The other big advancement in NSCLC is perioperative treatment, [including] neoadjuvant chemoimmunotherapy, adjuvant immunotherapy, and then more recently published, perioperative chemoimmunotherapy and immunotherapy. We’re trying to understand: Are these strategies equivalent? Do they offer the same benefit? What are we missing when selecting the optimal patients for these treatment strategies?
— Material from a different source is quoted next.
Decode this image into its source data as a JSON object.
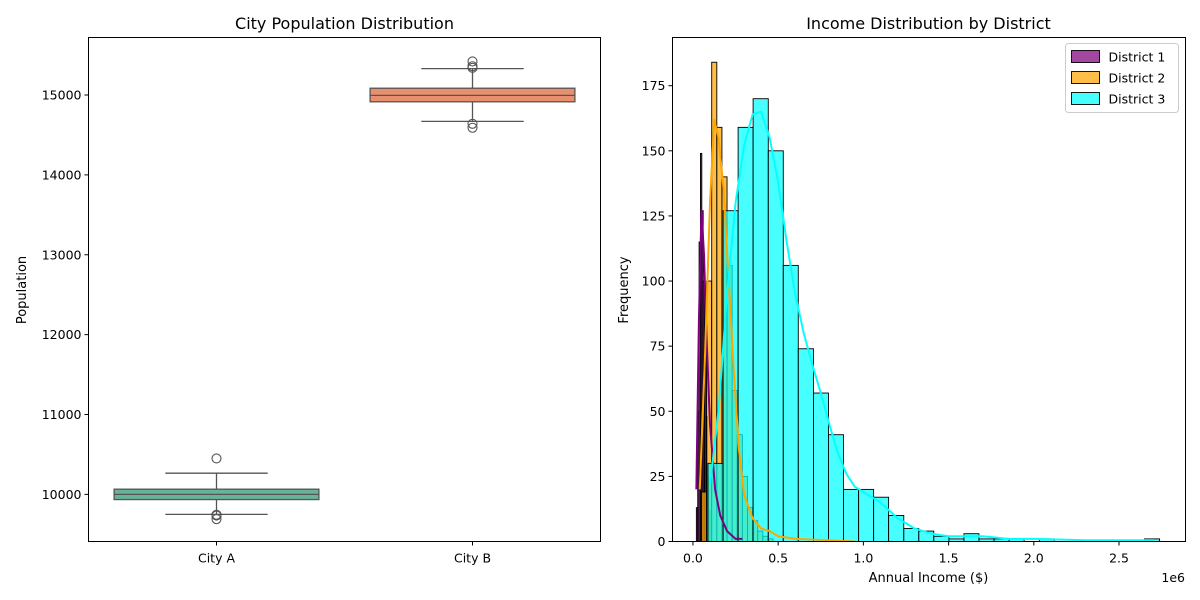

Additionally, with targeted therapies [for] molecularly driven [patient] subsets, there’s much interest in looking at neoadjuvant and adjuvant approaches with TKIs, especially in the setting of a positive OS readout from the ADAURA study.
Unfortunately, for SCLC, which [many clinicians] tend to forget about or maybe don’t want to think about, since the addition of frontline immunotherapy to chemotherapy, we haven’t made huge headways in extending OS. The questions that have been raised are: Should we now try to molecularly profile SCLC the same way that we do NSCLC? [Would that] allow us to better select therapies? That’s an active area of research, and it’s an area we need to stress because we’ve made much progress in NSCLC, but SCLC is lagging.
For patients with all stages of resectable lung cancer, or lung cancer in general at this point, especially adenocarcinoma and even squamous cell carcinoma, NGS and PD-L1 testing are warranted. Immunotherapy does not work well for EGFR-positive NSCLC. If I were to find patients with [EGFR-positive disease], I would highly consider them for the [phase 3] NeoADAURA trial [NCT04351555], which is investigating neoadjuvant osimertinib [with or without chemotherapy vs chemotherapy alone]. I would not recommend that they receive neoadjuvant chemotherapy plus nivolumab [Opdivo], [which is] the [phase 3] Checkmate 816 [trial regimen (NCT02998528)].
Additionally, with adjuvant studies, we certainly would not recommend patients receive adjuvant immunotherapy if they have EGFR, ALK, or maybe other driver mutations. Instead, they should either consider a clinical trial or [the ADAURA regimen if they have a classical EGFR mutation].
Disclosures: Dr Qin reports institutional research funding from Merck, Clovis, AstraZeneca, Genentech, and Xencor; and advisory board participation with Amgen.